“I never really formally released the new album,” Carter says. “It’s been done for two months, but I never really celebrated it.”
Carter should celebrate the release of his latest solitary creation (and in fact he did, at the Boys and Girls Club’s Higgins Hall, with little notice, the night before this issue of the Independent hit the stands; Midwater is now available locally). While the one-man-band has always composed and performed all of his own material, for Midwater—an introspective work featuring Carter’s revealing lyrics and minimal guitars and keyboards—he handled all of the production, too. Using a borrowed four-track and his laptop, Carter laid down, mixed and balanced all 14 tracks in his Missoula apartment.

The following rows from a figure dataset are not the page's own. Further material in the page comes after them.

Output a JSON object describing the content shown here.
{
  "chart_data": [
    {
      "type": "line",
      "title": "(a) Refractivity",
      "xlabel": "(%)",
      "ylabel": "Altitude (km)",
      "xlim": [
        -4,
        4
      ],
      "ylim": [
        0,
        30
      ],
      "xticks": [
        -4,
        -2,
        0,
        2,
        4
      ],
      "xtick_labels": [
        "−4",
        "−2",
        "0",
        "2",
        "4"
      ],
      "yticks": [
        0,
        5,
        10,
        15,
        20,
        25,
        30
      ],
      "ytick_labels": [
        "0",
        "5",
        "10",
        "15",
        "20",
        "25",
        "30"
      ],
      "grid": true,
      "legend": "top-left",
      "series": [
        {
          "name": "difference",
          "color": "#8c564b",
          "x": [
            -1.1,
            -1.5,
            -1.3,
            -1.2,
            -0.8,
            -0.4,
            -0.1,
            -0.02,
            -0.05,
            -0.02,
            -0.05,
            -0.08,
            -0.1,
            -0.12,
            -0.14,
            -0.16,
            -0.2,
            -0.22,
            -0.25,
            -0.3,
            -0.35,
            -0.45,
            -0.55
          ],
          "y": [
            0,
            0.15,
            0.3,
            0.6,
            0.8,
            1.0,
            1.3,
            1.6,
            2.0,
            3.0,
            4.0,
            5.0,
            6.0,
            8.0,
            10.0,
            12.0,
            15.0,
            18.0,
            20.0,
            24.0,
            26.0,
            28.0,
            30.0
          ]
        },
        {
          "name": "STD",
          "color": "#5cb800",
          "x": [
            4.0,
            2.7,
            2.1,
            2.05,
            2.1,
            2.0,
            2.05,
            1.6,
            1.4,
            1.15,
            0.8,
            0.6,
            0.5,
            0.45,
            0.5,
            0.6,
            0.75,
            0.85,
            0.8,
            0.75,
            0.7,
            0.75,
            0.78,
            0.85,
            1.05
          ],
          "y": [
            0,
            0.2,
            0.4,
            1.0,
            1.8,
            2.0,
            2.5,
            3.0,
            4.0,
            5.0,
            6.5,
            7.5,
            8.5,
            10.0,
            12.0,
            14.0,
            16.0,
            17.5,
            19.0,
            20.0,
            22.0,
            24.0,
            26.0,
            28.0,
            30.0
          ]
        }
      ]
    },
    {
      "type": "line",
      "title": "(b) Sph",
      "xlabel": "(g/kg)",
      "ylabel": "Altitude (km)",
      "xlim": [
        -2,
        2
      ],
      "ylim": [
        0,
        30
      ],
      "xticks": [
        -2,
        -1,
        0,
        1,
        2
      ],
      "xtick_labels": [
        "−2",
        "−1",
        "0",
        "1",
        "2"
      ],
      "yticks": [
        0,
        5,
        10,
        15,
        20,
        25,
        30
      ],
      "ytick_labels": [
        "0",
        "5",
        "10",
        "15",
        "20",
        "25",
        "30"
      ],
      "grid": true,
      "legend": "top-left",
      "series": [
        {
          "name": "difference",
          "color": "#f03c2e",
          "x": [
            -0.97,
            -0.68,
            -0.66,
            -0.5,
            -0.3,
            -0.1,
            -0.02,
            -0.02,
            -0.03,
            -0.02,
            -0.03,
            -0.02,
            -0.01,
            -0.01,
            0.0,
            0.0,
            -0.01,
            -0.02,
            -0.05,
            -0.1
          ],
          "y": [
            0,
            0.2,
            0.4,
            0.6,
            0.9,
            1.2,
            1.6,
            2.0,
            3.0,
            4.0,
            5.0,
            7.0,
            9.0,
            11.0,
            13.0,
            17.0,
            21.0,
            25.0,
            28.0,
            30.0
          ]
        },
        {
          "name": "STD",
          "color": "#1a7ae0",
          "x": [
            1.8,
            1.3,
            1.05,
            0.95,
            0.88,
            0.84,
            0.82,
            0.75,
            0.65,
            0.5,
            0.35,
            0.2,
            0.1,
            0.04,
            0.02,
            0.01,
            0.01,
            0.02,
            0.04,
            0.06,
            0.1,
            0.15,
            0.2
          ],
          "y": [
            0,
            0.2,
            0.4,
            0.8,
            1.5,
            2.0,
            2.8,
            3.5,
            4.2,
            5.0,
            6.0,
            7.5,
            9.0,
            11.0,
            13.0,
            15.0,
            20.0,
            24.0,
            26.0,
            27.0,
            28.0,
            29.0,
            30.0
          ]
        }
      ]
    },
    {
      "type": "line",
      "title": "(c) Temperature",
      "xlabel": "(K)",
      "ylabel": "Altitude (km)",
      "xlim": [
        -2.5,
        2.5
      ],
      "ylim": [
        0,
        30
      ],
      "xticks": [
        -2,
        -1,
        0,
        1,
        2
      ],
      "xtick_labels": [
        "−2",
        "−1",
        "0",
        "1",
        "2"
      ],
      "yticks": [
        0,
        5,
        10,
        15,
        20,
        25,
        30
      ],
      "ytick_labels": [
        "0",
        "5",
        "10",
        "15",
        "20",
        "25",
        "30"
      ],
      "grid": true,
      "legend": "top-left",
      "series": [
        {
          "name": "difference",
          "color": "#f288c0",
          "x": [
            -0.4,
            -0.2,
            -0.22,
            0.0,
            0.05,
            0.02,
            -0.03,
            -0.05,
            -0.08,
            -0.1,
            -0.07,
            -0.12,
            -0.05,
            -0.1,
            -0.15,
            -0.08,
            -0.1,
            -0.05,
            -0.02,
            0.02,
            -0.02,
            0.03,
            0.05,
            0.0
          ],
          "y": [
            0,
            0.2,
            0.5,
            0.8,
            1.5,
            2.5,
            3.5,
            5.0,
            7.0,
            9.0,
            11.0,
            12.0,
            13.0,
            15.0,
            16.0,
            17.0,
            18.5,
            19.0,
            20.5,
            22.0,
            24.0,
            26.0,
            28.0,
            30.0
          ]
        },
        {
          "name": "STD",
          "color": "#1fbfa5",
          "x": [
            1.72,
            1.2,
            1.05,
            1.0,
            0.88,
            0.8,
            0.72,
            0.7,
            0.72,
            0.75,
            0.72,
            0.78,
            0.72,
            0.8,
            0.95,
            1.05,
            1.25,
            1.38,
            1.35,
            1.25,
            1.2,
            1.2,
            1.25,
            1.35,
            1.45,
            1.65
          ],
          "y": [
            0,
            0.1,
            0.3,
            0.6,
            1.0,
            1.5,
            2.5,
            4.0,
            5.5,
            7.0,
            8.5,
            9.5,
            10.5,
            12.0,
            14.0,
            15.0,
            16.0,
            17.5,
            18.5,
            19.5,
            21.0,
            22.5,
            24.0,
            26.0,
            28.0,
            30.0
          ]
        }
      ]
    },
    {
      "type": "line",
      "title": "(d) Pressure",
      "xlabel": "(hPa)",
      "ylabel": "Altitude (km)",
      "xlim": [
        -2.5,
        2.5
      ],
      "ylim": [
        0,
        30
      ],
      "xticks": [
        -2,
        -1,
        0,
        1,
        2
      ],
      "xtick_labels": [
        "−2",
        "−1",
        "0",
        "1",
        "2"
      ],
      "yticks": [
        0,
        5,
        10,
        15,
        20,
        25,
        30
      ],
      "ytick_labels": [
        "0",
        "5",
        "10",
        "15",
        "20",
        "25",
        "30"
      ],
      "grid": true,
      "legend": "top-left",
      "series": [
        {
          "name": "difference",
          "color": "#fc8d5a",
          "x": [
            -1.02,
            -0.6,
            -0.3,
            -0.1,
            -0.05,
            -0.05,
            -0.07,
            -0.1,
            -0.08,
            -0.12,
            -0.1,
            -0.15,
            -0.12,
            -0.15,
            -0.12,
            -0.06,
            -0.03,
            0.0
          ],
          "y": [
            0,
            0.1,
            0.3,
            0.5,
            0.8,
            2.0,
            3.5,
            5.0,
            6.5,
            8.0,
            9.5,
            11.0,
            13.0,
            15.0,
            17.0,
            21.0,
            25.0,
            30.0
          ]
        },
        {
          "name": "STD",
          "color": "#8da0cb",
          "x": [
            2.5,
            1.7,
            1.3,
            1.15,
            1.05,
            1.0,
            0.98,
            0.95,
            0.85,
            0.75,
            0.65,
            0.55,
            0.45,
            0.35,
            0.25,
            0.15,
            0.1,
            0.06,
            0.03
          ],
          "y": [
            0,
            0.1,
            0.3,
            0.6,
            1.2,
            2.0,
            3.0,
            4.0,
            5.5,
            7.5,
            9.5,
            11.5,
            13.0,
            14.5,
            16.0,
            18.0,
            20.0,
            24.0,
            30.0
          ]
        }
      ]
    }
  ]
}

“I think it documents where I am rather than where I’d like to be,” says Carter. “I call it my awkward teens. I’m very comfortable with the songs, but the production has braces and the voice cracks. Figuratively, of course.”
Carter’s willingness to experiment with production mirrors his fearlessness in experimenting with new sounds and exposing autobiographical details on Midwater. On “Packing Heat,” Carter sings: “Packing heat, you backed me against the pressboard wall/Didn’t know if you’d kissed a boy before/You tried me out like I was yours to try.” Carter says the CD is more candid than his first.
“This album is a little braver, a little bolder,” he says, noting influences such as Jamie Stewart of Xiu Xiu. “The first album was very much, ‘You did this to me’—a victim theme. Midwater is not as much ‘You did this to me,’ but ‘I made this decision’…it’s about just being honest about who and where you are.”